А нищая братия, благодаря за полученную милостыню, непременно призывала Божье благословение доброму человеку на случай путешествия "по путям по дорожкам / и по чужим дальним сторонам…". Или так:
Сохрани и помилуй
При пути, при дороге,
При тёмной при ночи!
От бегучего от зверя,
От ползучего от змея.
Закрой его, Господь Бог,
Своею пеленою!
От летучего от змея,
При пути его, при дороге,
Сохрани его, Господь Бог!
Примечательно, кстати, что в перечень опасностей попадал и "летучий змей" – явный образ мифологически понимаемого зла.
Вообще же в исполнявшихся нищими странниками и каликами перехожими духовных стихах тема дороги, осмыслявшаяся с точки зрения человеческой судьбы и суда Божьего, весьма выразительна. "Вы", то есть грешные души, обрекаемые на вечные муки, – это, в частности, те, которые при земной своей жизни ходили неверными путями:
И вы в Божию церковь не хаживали,
Заблудящим дороги не показывали
И вы мёртвых в гробах не проваживали.
Нетрудное, но зачастую спасительное побуждение – показать дорогу "заблудящему" – осмысляется здесь в переносном, в религиозном смысле как возможность "направить на путь истинный", "открыть глаза", привести к свету истины.
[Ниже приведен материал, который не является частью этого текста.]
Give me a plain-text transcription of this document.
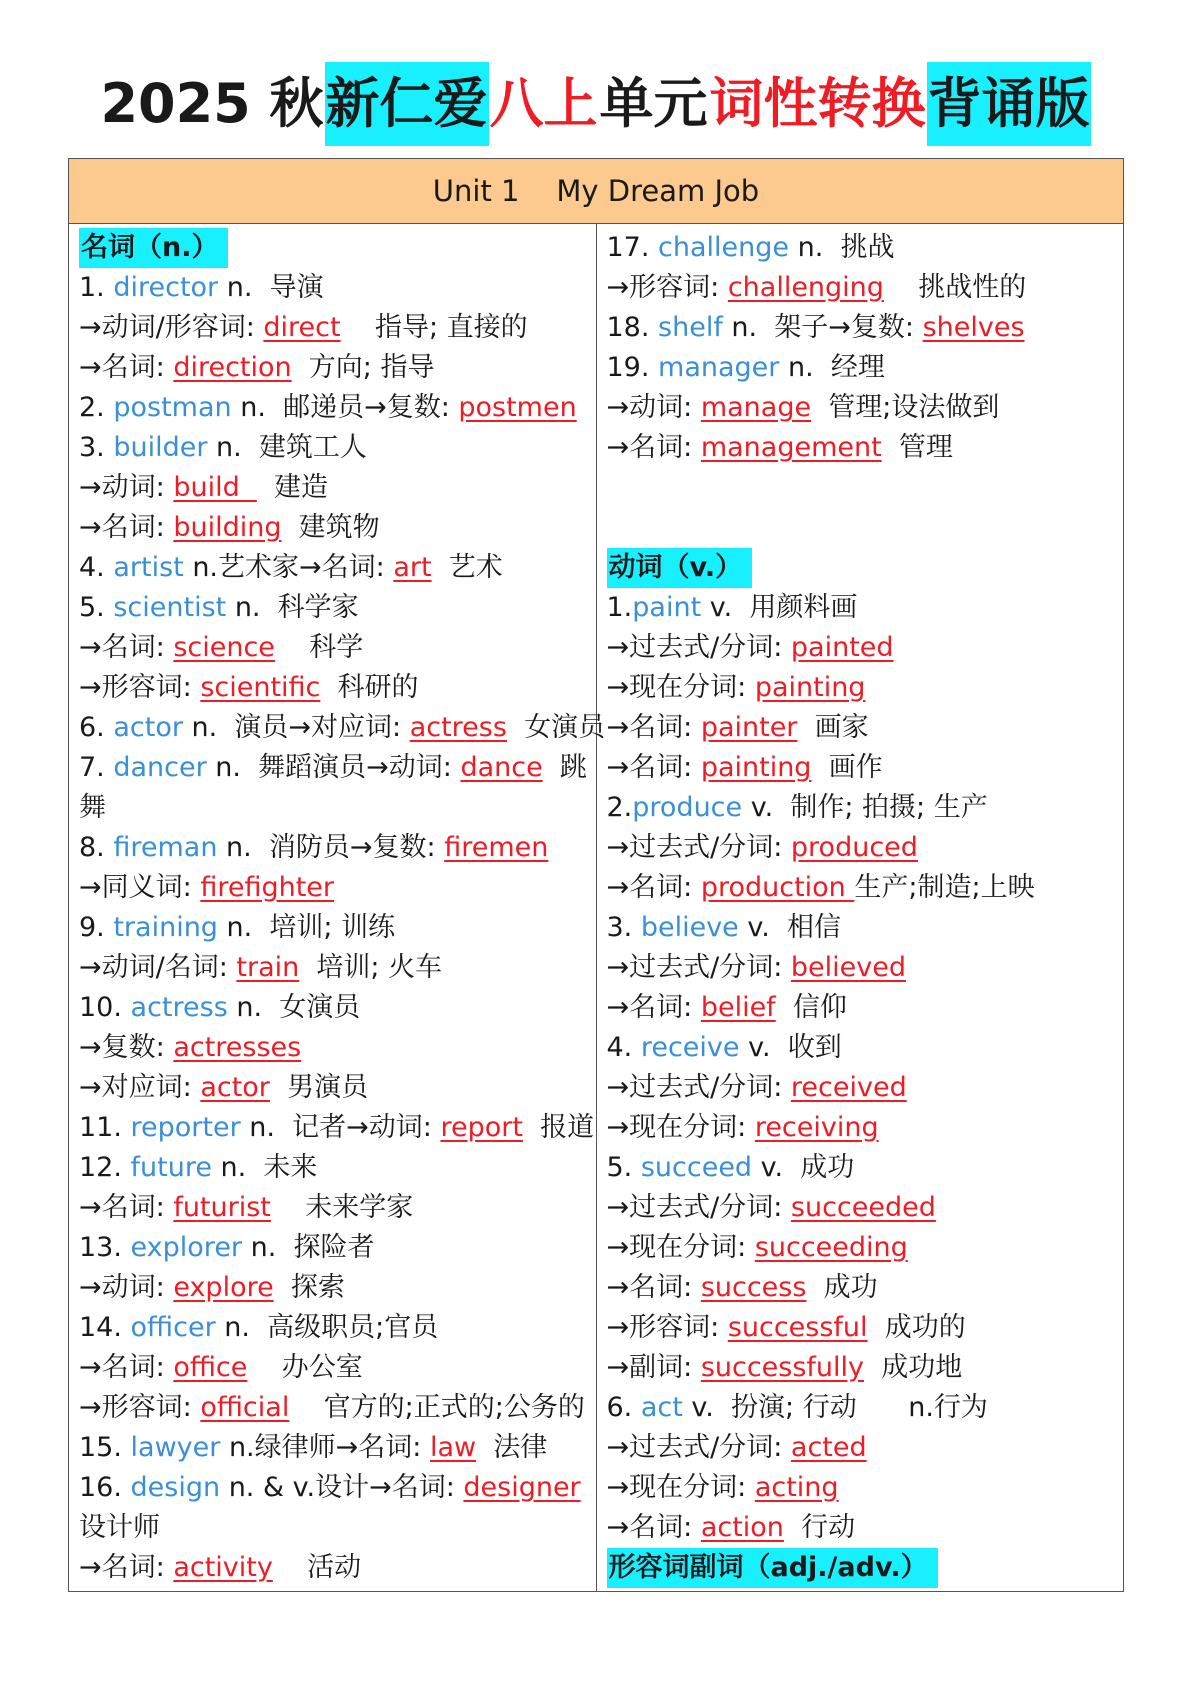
2025 秋新仁爱八上单元词性转换背诵版
Unit 1    My Dream Job

名词（n.）
1. director n.  导演
→动词/形容词: direct    指导; 直接的
→名词: direction  方向; 指导
2. postman n.  邮递员→复数: postmen
3. builder n.  建筑工人
→动词: build    建造
→名词: building  建筑物
4. artist n.艺术家→名词: art  艺术
5. scientist n.  科学家
→名词: science    科学
→形容词: scientific  科研的
6. actor n.  演员→对应词: actress  女演员
7. dancer n.  舞蹈演员→动词: dance  跳舞
8. fireman n.  消防员→复数: firemen
→同义词: firefighter
9. training n.  培训; 训练
→动词/名词: train  培训; 火车
10. actress n.  女演员
→复数: actresses
→对应词: actor  男演员
11. reporter n.  记者→动词: report  报道
12. future n.  未来
→名词: futurist    未来学家
13. explorer n.  探险者
→动词: explore  探索
14. officer n.  高级职员;官员
→名词: office    办公室
→形容词: official    官方的;正式的;公务的
15. lawyer n.绿律师→名词: law  法律
16. design n. & v.设计→名词: designer 设计师
→名词: activity    活动

17. challenge n.  挑战
→形容词: challenging    挑战性的
18. shelf n.  架子→复数: shelves
19. manager n.  经理
→动词: manage  管理;设法做到
→名词: management  管理
动词（v.）
1.paint v.  用颜料画
→过去式/分词: painted
→现在分词: painting
→名词: painter  画家
→名词: painting  画作
2.produce v.  制作; 拍摄; 生产
→过去式/分词: produced
→名词: production 生产;制造;上映
3. believe v.  相信
→过去式/分词: believed
→名词: belief  信仰
4. receive v.  收到
→过去式/分词: received
→现在分词: receiving
5. succeed v.  成功
→过去式/分词: succeeded
→现在分词: succeeding
→名词: success  成功
→形容词: successful  成功的
→副词: successfully  成功地
6. act v.  扮演; 行动      n.行为
→过去式/分词: acted
→现在分词: acting
→名词: action  行动
形容词副词（adj./adv.）
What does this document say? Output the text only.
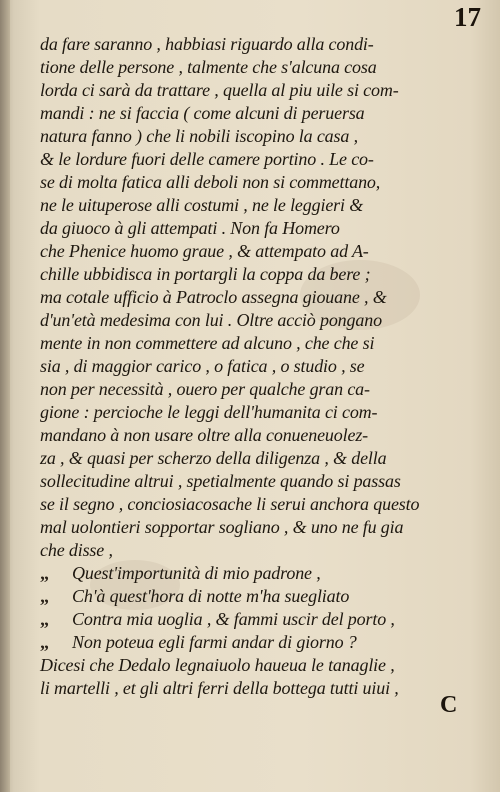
17
da fare saranno , habbiasi riguardo alla condi-
tione delle persone , talmente che s'alcuna cosa
lorda ci sarà da trattare , quella al piu uile si com-
mandi : ne si faccia ( come alcuni di peruersa
natura fanno ) che li nobili iscopino la casa ,
& le lordure fuori delle camere portino . Le co-
se di molta fatica alli deboli non si commettano,
ne le uituperose alli costumi , ne le leggieri &
da giuoco à gli attempati . Non fa Homero
che Phenice huomo graue , & attempato ad A-
chille ubbidisca in portargli la coppa da bere ;
ma cotale ufficio à Patroclo assegna giouane , &
d'un'età medesima con lui . Oltre acciò pongano
mente in non commettere ad alcuno , che che si
sia , di maggior carico , o fatica , o studio , se
non per necessità , ouero per qualche gran ca-
gione : percioche le leggi dell'humanita ci com-
mandano à non usare oltre alla conueneuolez-
za , & quasi per scherzo della diligenza , & della
sollecitudine altrui , spetialmente quando si passas
se il segno , conciosiacosache li serui anchora questo
mal uolontieri sopportar sogliano , & uno ne fu gia
che disse ,
„ Quest'importunità di mio padrone ,
„ Ch'à quest'hora di notte m'ha suegliato
„ Contra mia uoglia , & fammi uscir del porto ,
„ Non poteua egli farmi andar di giorno ?
Dicesi che Dedalo legnaiuolo haueua le tanaglie ,
li martelli , et gli altri ferri della bottega tutti uiui ,
C
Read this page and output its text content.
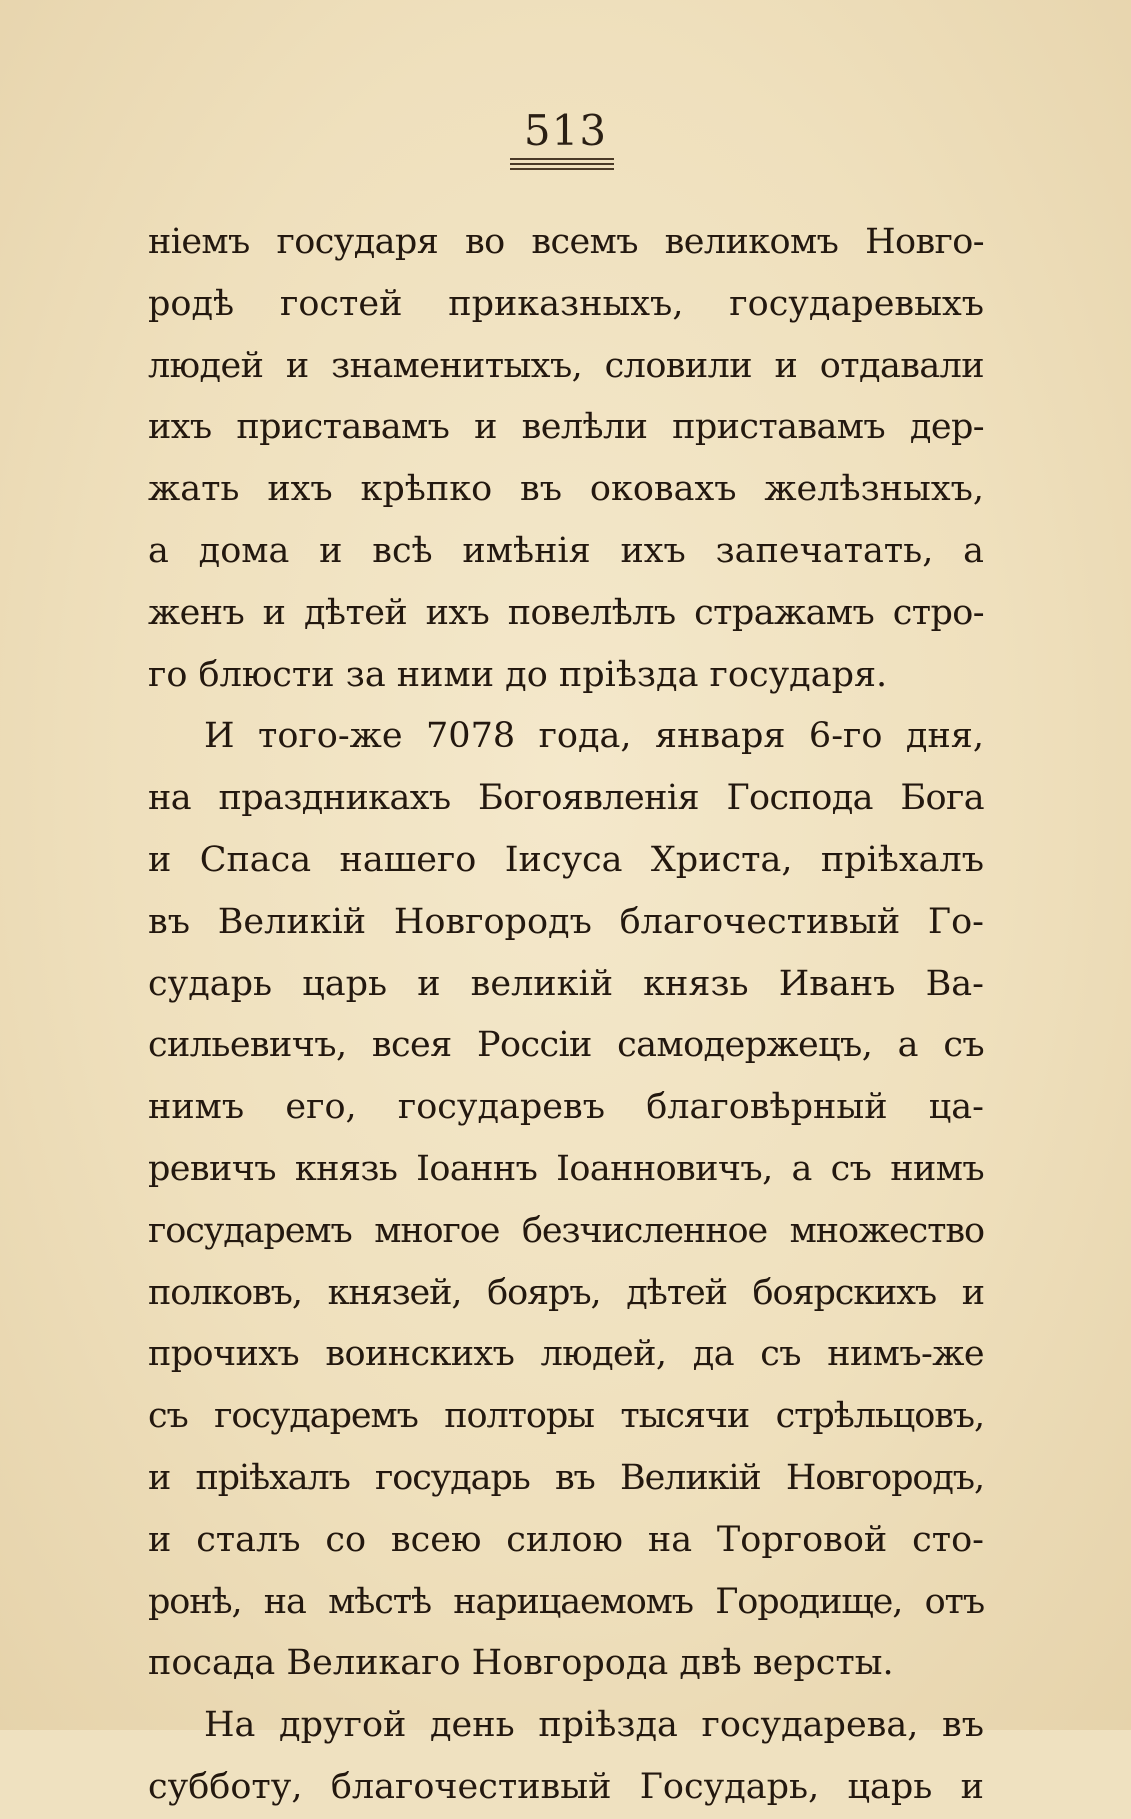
513
нiемъ государя во всемъ великомъ Новго-
родѣ гостей приказныхъ, государевыхъ
людей и знаменитыхъ, словили и отдавали
ихъ приставамъ и велѣли приставамъ дер-
жать ихъ крѣпко въ оковахъ желѣзныхъ,
а дома и всѣ имѣнiя ихъ запечатать, а
женъ и дѣтей ихъ повелѣлъ стражамъ стро-
го блюсти за ними до прiѣзда государя.
И того-же 7078 года, января 6-го дня,
на праздникахъ Богоявленiя Господа Бога
и Спаса нашего Iисуса Христа, прiѣхалъ
въ Великiй Новгородъ благочестивый Го-
сударь царь и великiй князь Иванъ Ва-
сильевичъ, всея Россiи самодержецъ, а съ
нимъ его, государевъ благовѣрный ца-
ревичъ князь Iоаннъ Iоанновичъ, а съ нимъ
государемъ многое безчисленное множество
полковъ, князей, бояръ, дѣтей боярскихъ и
прочихъ воинскихъ людей, да съ нимъ-же
съ государемъ полторы тысячи стрѣльцовъ,
и прiѣхалъ государь въ Великiй Новгородъ,
и сталъ со всею силою на Торговой сто-
ронѣ, на мѣстѣ нарицаемомъ Городище, отъ
посада Великаго Новгорода двѣ версты.
На другой день прiѣзда государева, въ
субботу, благочестивый Государь, царь и
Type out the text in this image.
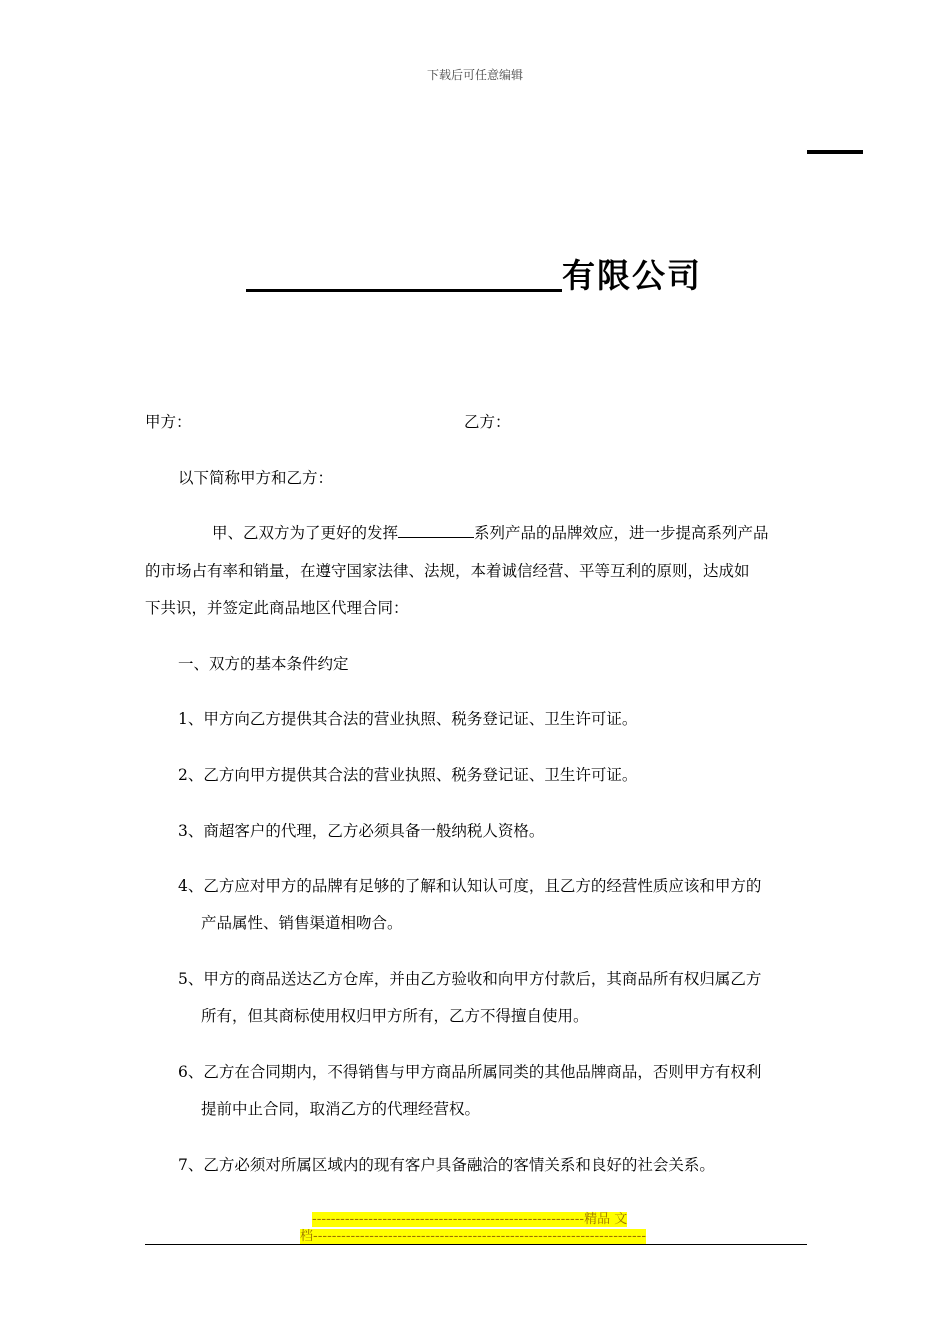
下载后可任意编辑
有限公司
甲方：	乙方：
以下简称甲方和乙方：
甲、乙双方为了更好的发挥	系列产品的品牌效应，进一步提高系列产品
的市场占有率和销量，在遵守国家法律、法规，本着诚信经营、平等互利的原则，达成如
下共识，并签定此商品地区代理合同：
一、双方的基本条件约定
1、甲方向乙方提供其合法的营业执照、税务登记证、卫生许可证。
2、乙方向甲方提供其合法的营业执照、税务登记证、卫生许可证。
3、商超客户的代理，乙方必须具备一般纳税人资格。
4、乙方应对甲方的品牌有足够的了解和认知认可度，且乙方的经营性质应该和甲方的
产品属性、销售渠道相吻合。
5、甲方的商品送达乙方仓库，并由乙方验收和向甲方付款后，其商品所有权归属乙方
所有，但其商标使用权归甲方所有，乙方不得擅自使用。
6、乙方在合同期内，不得销售与甲方商品所属同类的其他品牌商品，否则甲方有权利
提前中止合同，取消乙方的代理经营权。
7、乙方必须对所属区域内的现有客户具备融洽的客情关系和良好的社会关系。
----------------------------------------------------------精品 文
档-----------------------------------------------------------------------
Такая метафора, очевидно, подкреплялась и распространёнными легендами о том, как Бог (Христос, Богородица, святой Николай и т. п.) в виде простого человека, нищего, странника ходил по земле и как по-разному на него реагировали встречные. Например, в Полесье, в д. Присно Ветковского района Гомельской обл. в 1982 г. была записана легенда о том, как женщина не показала дорогу странствующему Господу: "И шоў гасподь па дарозе, а жэншчына жыта жала. А ён спрасиў: "Пакажы мне дарогу". А ана яму рукой махнула: "Мяне врэмэни нема". И ён казаў: "Дак нехай тебе век не буде врэмэни!""
Указать путь страннику – действие обыденное, но при этом и символическое, религиозно значимое, ставшее частью народно-православного этикета.
Знаток удмуртских обычаев Г. Е. Верещагин подробно описал, как в ночь на Великий четверг – на 6 апреля 1889 г. – в удмуртской д. Ляльшур Шарканского прихода Сарапульского уезда Вятской губернии он, будучи священником, в качестве наблюдателя принимал участие в "слушании" (то есть гадании по доносящимся звукам о том, что может случиться в течение года). Одним из мужиков среди собравшейся идти за околицу "слушать" компании был С. И. – человек зажиточный и опытный.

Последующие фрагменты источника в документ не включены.